Let’s generalize. Suppose you get n lamps. You’ll go first this way 0 -> 1 -> … -> n -> n – 1 -> n – 2 -> … -> 0. We turn right and go to n, then we turn left and go to 0, then we turn right again. In this moment you’ll arrive to lamp 1. In this moment you can notice the form of the path will be the same as having n – 2 lamps (and you can obtain the path by copying the path for n – 2 and adding +1 to all indices… 0 -> 1 -> 0 for n = 1 becomes 1 -> 2 -> 1 for n = 3). Since the path is the same, the distance walked will be exactly the same.

So we get a simple algorithm: suppose we calculated for n – 2. Then, go from lamp 0 to lamp n, go from lamp n to lamp 0, go from lamp 0 to lamp 1 and go like in the solution for n – 2. The length of the path for a given n is n + n + 1 + length of the path for n – 2.

With other words, for calculate answer for a given n, we need to use answer calculated before. This should be the “aha” moment to use dynamic programming (we calculate the current state using previously calculated states).

# Apply dynamic programming

Let dp[n] = the length of the path if I have n lamps.

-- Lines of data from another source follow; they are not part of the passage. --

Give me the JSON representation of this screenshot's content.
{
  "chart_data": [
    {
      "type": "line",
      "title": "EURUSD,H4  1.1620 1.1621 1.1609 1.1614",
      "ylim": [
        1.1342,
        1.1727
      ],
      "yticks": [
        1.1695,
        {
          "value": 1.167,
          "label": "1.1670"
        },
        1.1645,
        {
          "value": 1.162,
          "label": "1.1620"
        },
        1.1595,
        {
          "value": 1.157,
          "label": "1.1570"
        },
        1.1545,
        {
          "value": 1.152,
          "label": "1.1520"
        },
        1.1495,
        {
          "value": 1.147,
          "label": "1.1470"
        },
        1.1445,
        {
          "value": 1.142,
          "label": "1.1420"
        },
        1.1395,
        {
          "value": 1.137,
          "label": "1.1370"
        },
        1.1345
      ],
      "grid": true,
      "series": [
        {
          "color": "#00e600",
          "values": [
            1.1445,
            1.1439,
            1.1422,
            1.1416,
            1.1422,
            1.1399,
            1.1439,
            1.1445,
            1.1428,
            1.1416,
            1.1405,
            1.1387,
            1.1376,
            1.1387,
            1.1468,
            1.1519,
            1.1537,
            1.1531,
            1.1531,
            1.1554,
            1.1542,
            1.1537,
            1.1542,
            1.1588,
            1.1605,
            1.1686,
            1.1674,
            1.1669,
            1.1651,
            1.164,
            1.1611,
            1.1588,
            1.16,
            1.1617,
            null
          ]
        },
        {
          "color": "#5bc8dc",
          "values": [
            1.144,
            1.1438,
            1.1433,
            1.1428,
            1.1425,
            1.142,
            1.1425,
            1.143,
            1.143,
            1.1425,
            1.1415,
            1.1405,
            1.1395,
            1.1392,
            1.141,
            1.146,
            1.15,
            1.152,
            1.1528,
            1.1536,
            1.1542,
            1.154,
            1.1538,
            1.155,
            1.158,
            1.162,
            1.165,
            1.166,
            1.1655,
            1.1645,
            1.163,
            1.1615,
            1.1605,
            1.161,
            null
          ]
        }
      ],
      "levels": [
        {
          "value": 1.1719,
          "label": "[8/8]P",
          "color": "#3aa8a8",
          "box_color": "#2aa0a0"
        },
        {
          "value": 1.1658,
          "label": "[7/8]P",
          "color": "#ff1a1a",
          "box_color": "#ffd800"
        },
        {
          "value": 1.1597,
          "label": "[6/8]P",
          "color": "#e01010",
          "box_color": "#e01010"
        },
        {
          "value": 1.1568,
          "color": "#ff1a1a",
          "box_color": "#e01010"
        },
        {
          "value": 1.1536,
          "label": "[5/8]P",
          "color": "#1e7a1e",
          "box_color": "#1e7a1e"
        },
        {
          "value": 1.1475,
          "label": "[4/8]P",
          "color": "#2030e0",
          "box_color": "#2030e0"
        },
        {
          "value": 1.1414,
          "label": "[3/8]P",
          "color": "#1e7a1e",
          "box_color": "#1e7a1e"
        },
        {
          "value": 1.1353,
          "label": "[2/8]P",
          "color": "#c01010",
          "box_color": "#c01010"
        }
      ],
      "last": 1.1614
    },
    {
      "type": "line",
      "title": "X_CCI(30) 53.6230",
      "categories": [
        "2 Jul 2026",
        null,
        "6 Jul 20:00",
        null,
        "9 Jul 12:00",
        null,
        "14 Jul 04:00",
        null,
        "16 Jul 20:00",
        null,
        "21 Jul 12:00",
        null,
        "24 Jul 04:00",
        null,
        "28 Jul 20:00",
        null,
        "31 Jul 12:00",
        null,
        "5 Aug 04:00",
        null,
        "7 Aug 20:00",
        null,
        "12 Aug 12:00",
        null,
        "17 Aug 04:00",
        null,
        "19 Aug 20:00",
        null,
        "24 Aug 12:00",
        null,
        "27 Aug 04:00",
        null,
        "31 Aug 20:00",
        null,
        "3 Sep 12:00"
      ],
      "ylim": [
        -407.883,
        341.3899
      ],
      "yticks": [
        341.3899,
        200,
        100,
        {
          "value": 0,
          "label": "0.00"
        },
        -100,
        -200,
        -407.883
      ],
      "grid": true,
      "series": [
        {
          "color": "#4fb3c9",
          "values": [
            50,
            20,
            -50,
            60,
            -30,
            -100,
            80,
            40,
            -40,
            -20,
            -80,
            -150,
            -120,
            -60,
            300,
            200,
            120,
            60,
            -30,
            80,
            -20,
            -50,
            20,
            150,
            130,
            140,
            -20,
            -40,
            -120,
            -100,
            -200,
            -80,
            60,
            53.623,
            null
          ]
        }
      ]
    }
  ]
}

dp[n] = n + n + 1 + dp[n – 2]

For the DP to be complete, we need initialization of it. If I set dp[0] = 0 and dp[1] = 2, then all other elements of dp[] can be calculated.

# A one line formula

As a bonus challenge, look at elements of dp. They all have a pattern: dp[n] = (n + 1) * (n + 2) / 2 - 1. This observation isn’t needed to solve this problem, but if author would intend n <= 10^9, then calculating dp elements using a loop wouldn’t pass. As an exercise, try to proof why dp[n] = (n + 1) * (n + 2) / 2 – 1. You’ll probably need a well known fact to do this: the sum 1 + 2 + … + n is equal to n * (n + 1) / 2

# Time Complexity

Depending of the approach used, the complexity can be O(T + N) or O(T).